Realization of precision medicine ideas requires an unprecedented rapid pace of translation of biomedical discoveries into clinical practice. However, while many non-canonical disease pathways and uncommon drug actions, which are of vital importance for understanding individual patient-specific disease pathways, are accumulated in the literature, most are not organized in databases. Currently, such knowledge is curated manually or semi-automatically in a very limited scope. Meanwhile, the volume of biomedical information in PubMed (currently 28 million publications) keeps growing by more than a million articles per year, which demands more efficient and effective biocuration approaches. To address this challenge, a novel biocuration method for automatic extraction of disease pathways from figures and text of biomedical articles will be developed.
Specific Aim 1 : To develop focused benchmark sets of articles to assess the performance of the biocuration pipeline.
Specific Aim 2 : To develop a method for extraction of components of disease pathways from articles? figures based on deep-learning techniques.
Specific Aim 3 : To develop a method for reconstruction of disease-specific pathways through enrichment and through graph neural network (GNN) approaches.
Specific Aim 4 : To conduct a comprehensive evaluation of the pipeline.

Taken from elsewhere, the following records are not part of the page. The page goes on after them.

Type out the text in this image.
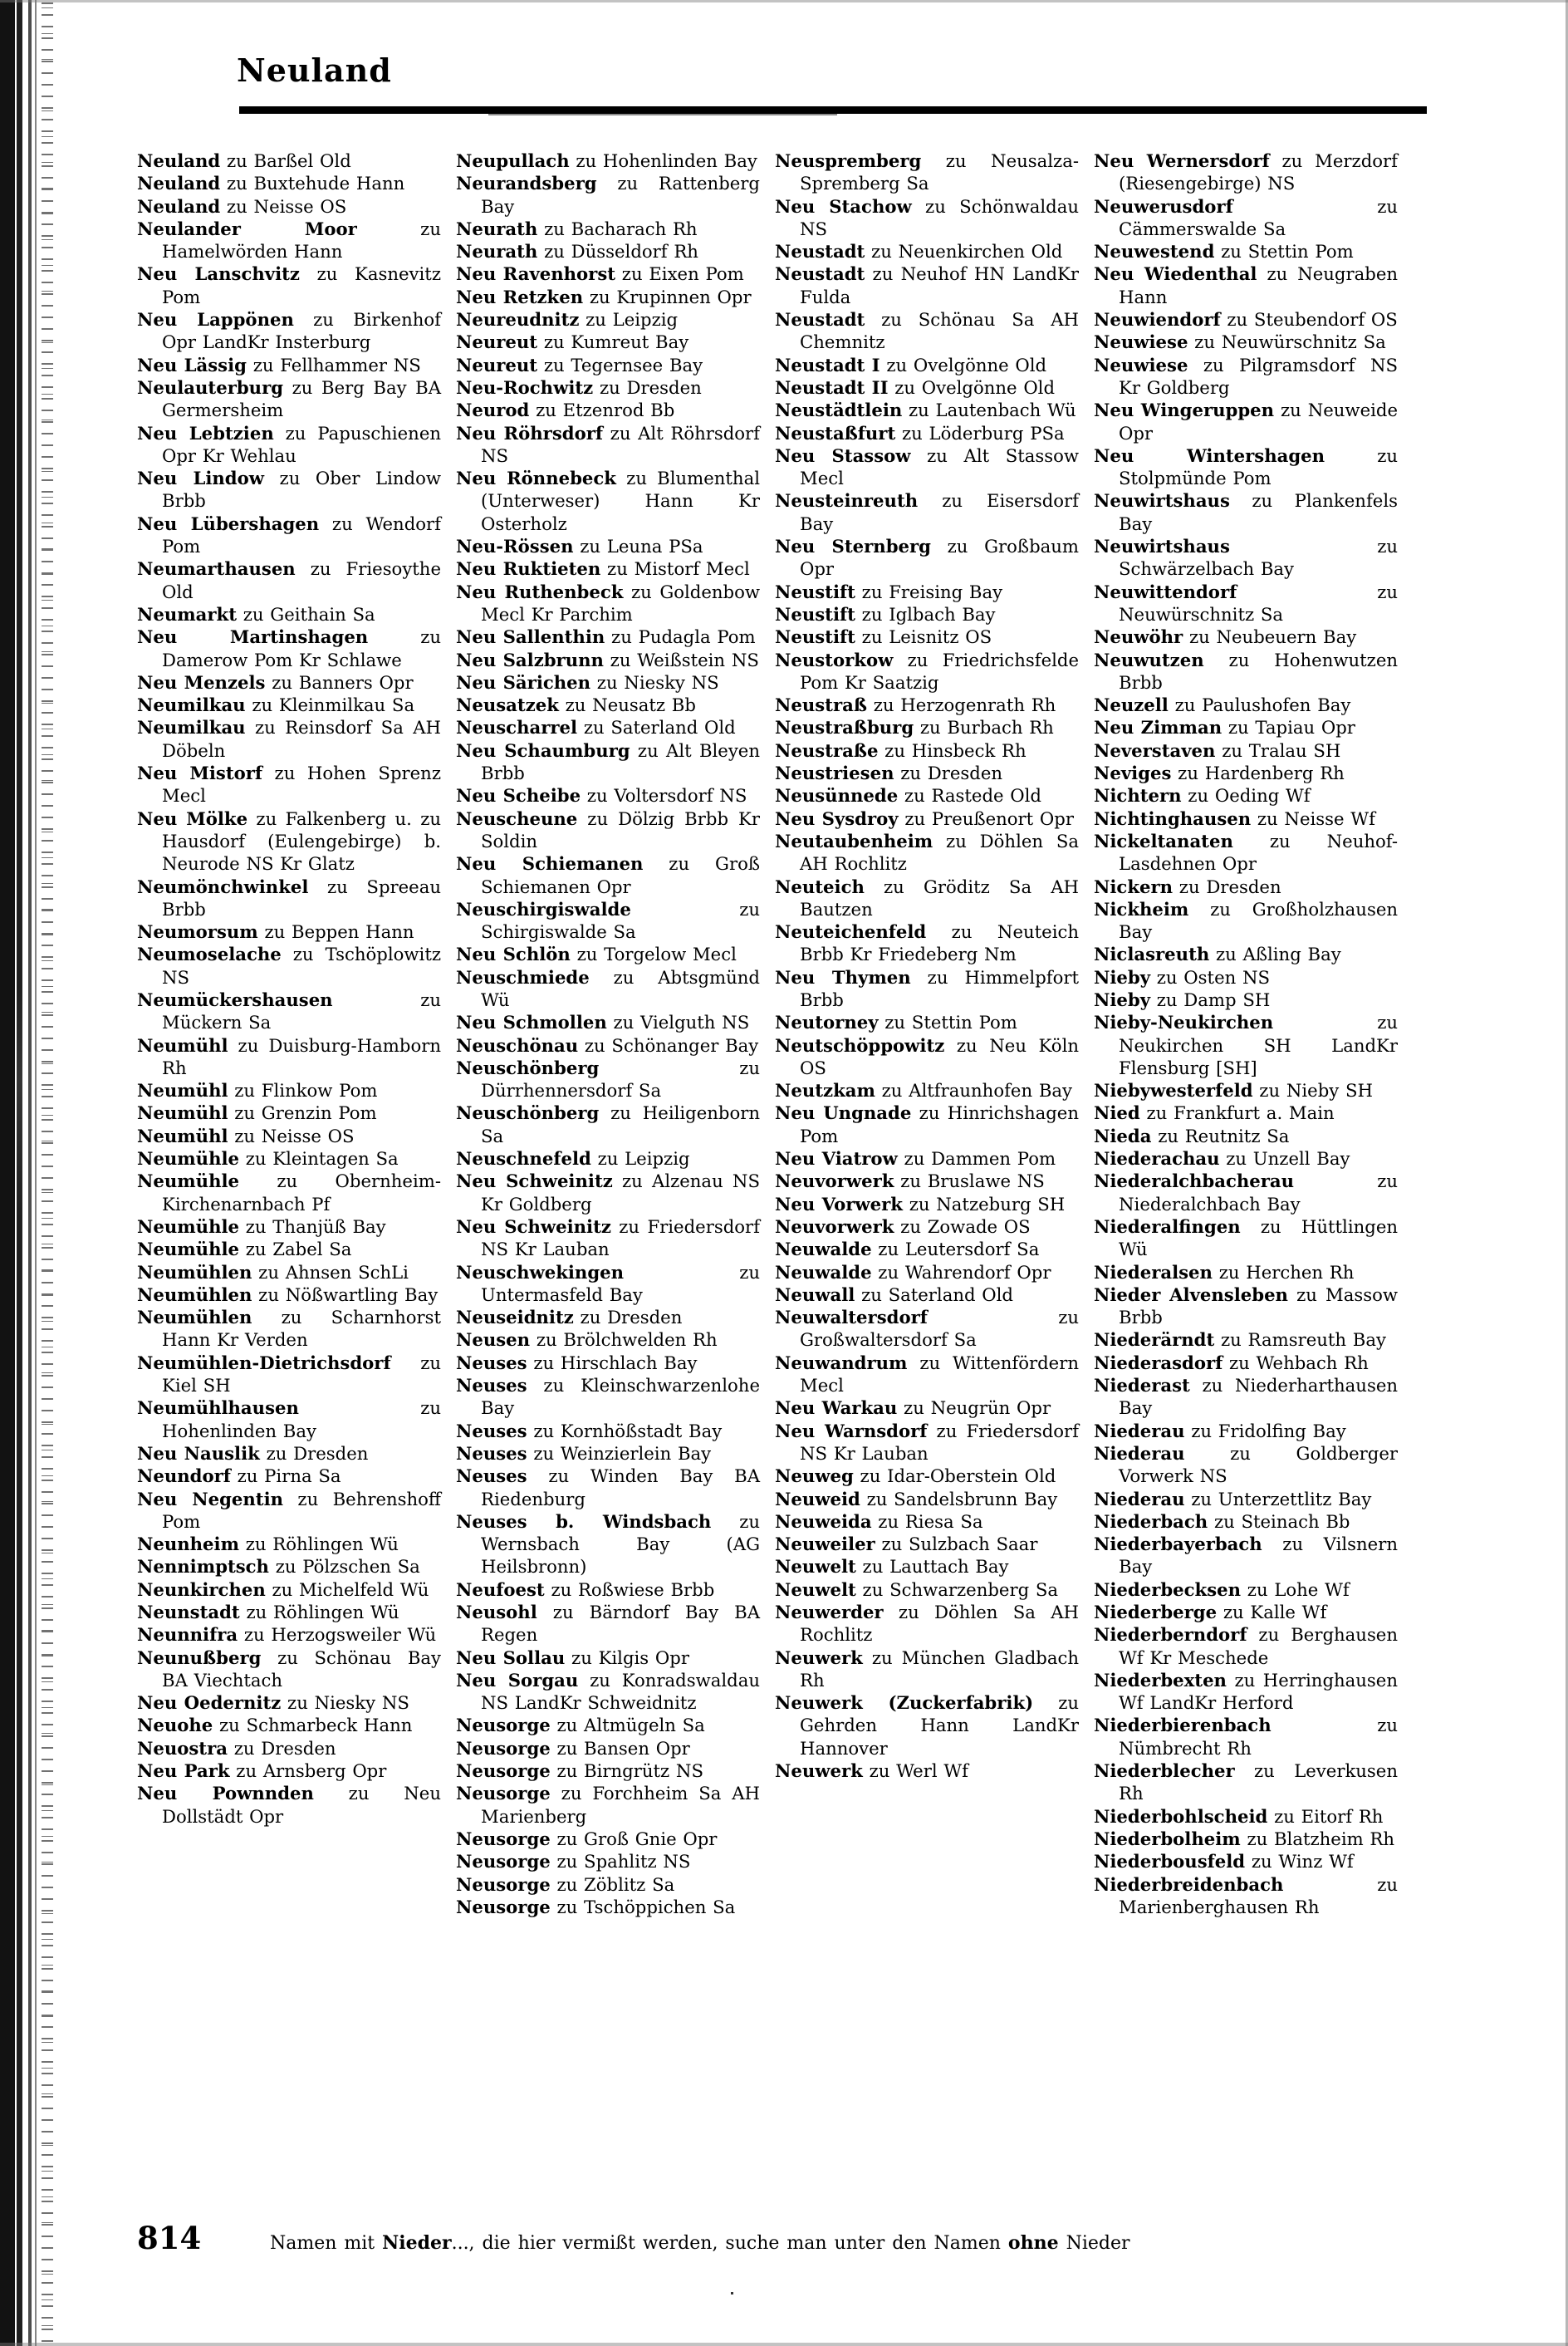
Neuland

Neuland zu Barßel Old

Neuland zu Buxtehude Hann

Neuland zu Neisse OS

Neulander Moor zu Hamelwörden Hann

Neu Lanschvitz zu Kasnevitz Pom

Neu Lappönen zu Birkenhof Opr LandKr Insterburg

Neu Lässig zu Fellhammer NS

Neulauterburg zu Berg Bay BA Germersheim

Neu Lebtzien zu Papuschienen Opr Kr Wehlau

Neu Lindow zu Ober Lindow Brbb

Neu Lübershagen zu Wendorf Pom

Neumarthausen zu Friesoythe Old

Neumarkt zu Geithain Sa

Neu Martinshagen zu Damerow Pom Kr Schlawe

Neu Menzels zu Banners Opr

Neumilkau zu Kleinmilkau Sa

Neumilkau zu Reinsdorf Sa AH Döbeln

Neu Mistorf zu Hohen Sprenz Mecl

Neu Mölke zu Falkenberg u. zu Hausdorf (Eulengebirge) b. Neurode NS Kr Glatz

Neumönchwinkel zu Spreeau Brbb

Neumorsum zu Beppen Hann

Neumoselache zu Tschöplowitz NS

Neumückershausen zu Mückern Sa

Neumühl zu Duisburg-Hamborn Rh

Neumühl zu Flinkow Pom

Neumühl zu Grenzin Pom

Neumühl zu Neisse OS

Neumühle zu Kleintagen Sa

Neumühle zu Obernheim-Kirchenarnbach Pf

Neumühle zu Thanjüß Bay

Neumühle zu Zabel Sa

Neumühlen zu Ahnsen SchLi

Neumühlen zu Nößwartling Bay

Neumühlen zu Scharnhorst Hann Kr Verden

Neumühlen-Dietrichsdorf zu Kiel SH

Neumühlhausen zu Hohenlinden Bay

Neu Nauslik zu Dresden

Neundorf zu Pirna Sa

Neu Negentin zu Behrenshoff Pom

Neunheim zu Röhlingen Wü

Nennimptsch zu Pölzschen Sa

Neunkirchen zu Michelfeld Wü

Neunstadt zu Röhlingen Wü

Neunnifra zu Herzogsweiler Wü

Neunußberg zu Schönau Bay BA Viechtach

Neu Oedernitz zu Niesky NS

Neuohe zu Schmarbeck Hann

Neuostra zu Dresden

Neu Park zu Arnsberg Opr

Neu Pownnden zu Neu Dollstädt Opr

Neupullach zu Hohenlinden Bay

Neurandsberg zu Rattenberg Bay

Neurath zu Bacharach Rh

Neurath zu Düsseldorf Rh

Neu Ravenhorst zu Eixen Pom

Neu Retzken zu Krupinnen Opr

Neureudnitz zu Leipzig

Neureut zu Kumreut Bay

Neureut zu Tegernsee Bay

Neu-Rochwitz zu Dresden

Neurod zu Etzenrod Bb

Neu Röhrsdorf zu Alt Röhrsdorf NS

Neu Rönnebeck zu Blumenthal (Unterweser) Hann Kr Osterholz

Neu-Rössen zu Leuna PSa

Neu Ruktieten zu Mistorf Mecl

Neu Ruthenbeck zu Goldenbow Mecl Kr Parchim

Neu Sallenthin zu Pudagla Pom

Neu Salzbrunn zu Weißstein NS

Neu Särichen zu Niesky NS

Neusatzek zu Neusatz Bb

Neuscharrel zu Saterland Old

Neu Schaumburg zu Alt Bleyen Brbb

Neu Scheibe zu Voltersdorf NS

Neuscheune zu Dölzig Brbb Kr Soldin

Neu Schiemanen zu Groß Schiemanen Opr

Neuschirgiswalde zu Schirgiswalde Sa

Neu Schlön zu Torgelow Mecl

Neuschmiede zu Abtsgmünd Wü

Neu Schmollen zu Vielguth NS

Neuschönau zu Schönanger Bay

Neuschönberg zu Dürrhennersdorf Sa

Neuschönberg zu Heiligenborn Sa

Neuschnefeld zu Leipzig

Neu Schweinitz zu Alzenau NS Kr Goldberg

Neu Schweinitz zu Friedersdorf NS Kr Lauban

Neuschwekingen zu Untermasfeld Bay

Neuseidnitz zu Dresden

Neusen zu Brölchwelden Rh

Neuses zu Hirschlach Bay

Neuses zu Kleinschwarzenlohe Bay

Neuses zu Kornhößstadt Bay

Neuses zu Weinzierlein Bay

Neuses zu Winden Bay BA Riedenburg

Neuses b. Windsbach zu Wernsbach Bay (AG Heilsbronn)

Neufoest zu Roßwiese Brbb

Neusohl zu Bärndorf Bay BA Regen

Neu Sollau zu Kilgis Opr

Neu Sorgau zu Konradswaldau NS LandKr Schweidnitz

Neusorge zu Altmügeln Sa

Neusorge zu Bansen Opr

Neusorge zu Birngrütz NS

Neusorge zu Forchheim Sa AH Marienberg

Neusorge zu Groß Gnie Opr

Neusorge zu Spahlitz NS

Neusorge zu Zöblitz Sa

Neusorge zu Tschöppichen Sa

Neuspremberg zu Neusalza-Spremberg Sa

Neu Stachow zu Schönwaldau NS

Neustadt zu Neuenkirchen Old

Neustadt zu Neuhof HN LandKr Fulda

Neustadt zu Schönau Sa AH Chemnitz

Neustadt I zu Ovelgönne Old

Neustadt II zu Ovelgönne Old

Neustädtlein zu Lautenbach Wü

Neustaßfurt zu Löderburg PSa

Neu Stassow zu Alt Stassow Mecl

Neusteinreuth zu Eisersdorf Bay

Neu Sternberg zu Großbaum Opr

Neustift zu Freising Bay

Neustift zu Iglbach Bay

Neustift zu Leisnitz OS

Neustorkow zu Friedrichsfelde Pom Kr Saatzig

Neustraß zu Herzogenrath Rh

Neustraßburg zu Burbach Rh

Neustraße zu Hinsbeck Rh

Neustriesen zu Dresden

Neusünnede zu Rastede Old

Neu Sysdroy zu Preußenort Opr

Neutaubenheim zu Döhlen Sa AH Rochlitz

Neuteich zu Gröditz Sa AH Bautzen

Neuteichenfeld zu Neuteich Brbb Kr Friedeberg Nm

Neu Thymen zu Himmelpfort Brbb

Neutorney zu Stettin Pom

Neutschöppowitz zu Neu Köln OS

Neutzkam zu Altfraunhofen Bay

Neu Ungnade zu Hinrichshagen Pom

Neu Viatrow zu Dammen Pom

Neuvorwerk zu Bruslawe NS

Neu Vorwerk zu Natzeburg SH

Neuvorwerk zu Zowade OS

Neuwalde zu Leutersdorf Sa

Neuwalde zu Wahrendorf Opr

Neuwall zu Saterland Old

Neuwaltersdorf zu Großwaltersdorf Sa

Neuwandrum zu Wittenfördern Mecl

Neu Warkau zu Neugrün Opr

Neu Warnsdorf zu Friedersdorf NS Kr Lauban

Neuweg zu Idar-Oberstein Old

Neuweid zu Sandelsbrunn Bay

Neuweida zu Riesa Sa

Neuweiler zu Sulzbach Saar

Neuwelt zu Lauttach Bay

Neuwelt zu Schwarzenberg Sa

Neuwerder zu Döhlen Sa AH Rochlitz

Neuwerk zu München Gladbach Rh

Neuwerk (Zuckerfabrik) zu Gehrden Hann LandKr Hannover

Neuwerk zu Werl Wf

Neu Wernersdorf zu Merzdorf (Riesengebirge) NS

Neuwerusdorf zu Cämmerswalde Sa

Neuwestend zu Stettin Pom

Neu Wiedenthal zu Neugraben Hann

Neuwiendorf zu Steubendorf OS

Neuwiese zu Neuwürschnitz Sa

Neuwiese zu Pilgramsdorf NS Kr Goldberg

Neu Wingeruppen zu Neuweide Opr

Neu Wintershagen zu Stolpmünde Pom

Neuwirtshaus zu Plankenfels Bay

Neuwirtshaus zu Schwärzelbach Bay

Neuwittendorf zu Neuwürschnitz Sa

Neuwöhr zu Neubeuern Bay

Neuwutzen zu Hohenwutzen Brbb

Neuzell zu Paulushofen Bay

Neu Zimman zu Tapiau Opr

Neverstaven zu Tralau SH

Neviges zu Hardenberg Rh

Nichtern zu Oeding Wf

Nichtinghausen zu Neisse Wf

Nickeltanaten zu Neuhof-Lasdehnen Opr

Nickern zu Dresden

Nickheim zu Großholzhausen Bay

Niclasreuth zu Aßling Bay

Nieby zu Osten NS

Nieby zu Damp SH

Nieby-Neukirchen zu Neukirchen SH LandKr Flensburg [SH]

Niebywesterfeld zu Nieby SH

Nied zu Frankfurt a. Main

Nieda zu Reutnitz Sa

Niederachau zu Unzell Bay

Niederalchbacherau zu Niederalchbach Bay

Niederalfingen zu Hüttlingen Wü

Niederalsen zu Herchen Rh

Nieder Alvensleben zu Massow Brbb

Niederärndt zu Ramsreuth Bay

Niederasdorf zu Wehbach Rh

Niederast zu Niederharthausen Bay

Niederau zu Fridolfing Bay

Niederau zu Goldberger Vorwerk NS

Niederau zu Unterzettlitz Bay

Niederbach zu Steinach Bb

Niederbayerbach zu Vilsnern Bay

Niederbecksen zu Lohe Wf

Niederberge zu Kalle Wf

Niederberndorf zu Berghausen Wf Kr Meschede

Niederbexten zu Herringhausen Wf LandKr Herford

Niederbierenbach zu Nümbrecht Rh

Niederblecher zu Leverkusen Rh

Niederbohlscheid zu Eitorf Rh

Niederbolheim zu Blatzheim Rh

Niederbousfeld zu Winz Wf

Niederbreidenbach zu Marienberghausen Rh

814	Namen mit Nieder..., die hier vermißt werden, suche man unter den Namen ohne Nieder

The overarching goal of this project is to develop a computer-based automatic biocuration ecosystem for rapid transformation of free-text biomedical literature into a machine-processable format for medical applications. The overall impact of the proposed project will be to significantly improve health outcomes in individualized patient cases by efficiently bringing the latest biomedical discoveries into a precision medicine setting. It will especially benefit cancer patients for which up-to-date knowledge of newly discovered molecular mechanisms and drug actions is critical.
The overall impact of the proposed project will be to significantly improve health outcomes in individualized patient cases by efficiently bringing the latest biomedical discoveries into a precision medicine setting. In this project, a novel biocuration method for an automatic extraction of disease mechanisms from figures and text in scientific literature will be developed. These mechanisms will be stored in a database for further querying to assist in medical diagnosis and treatment.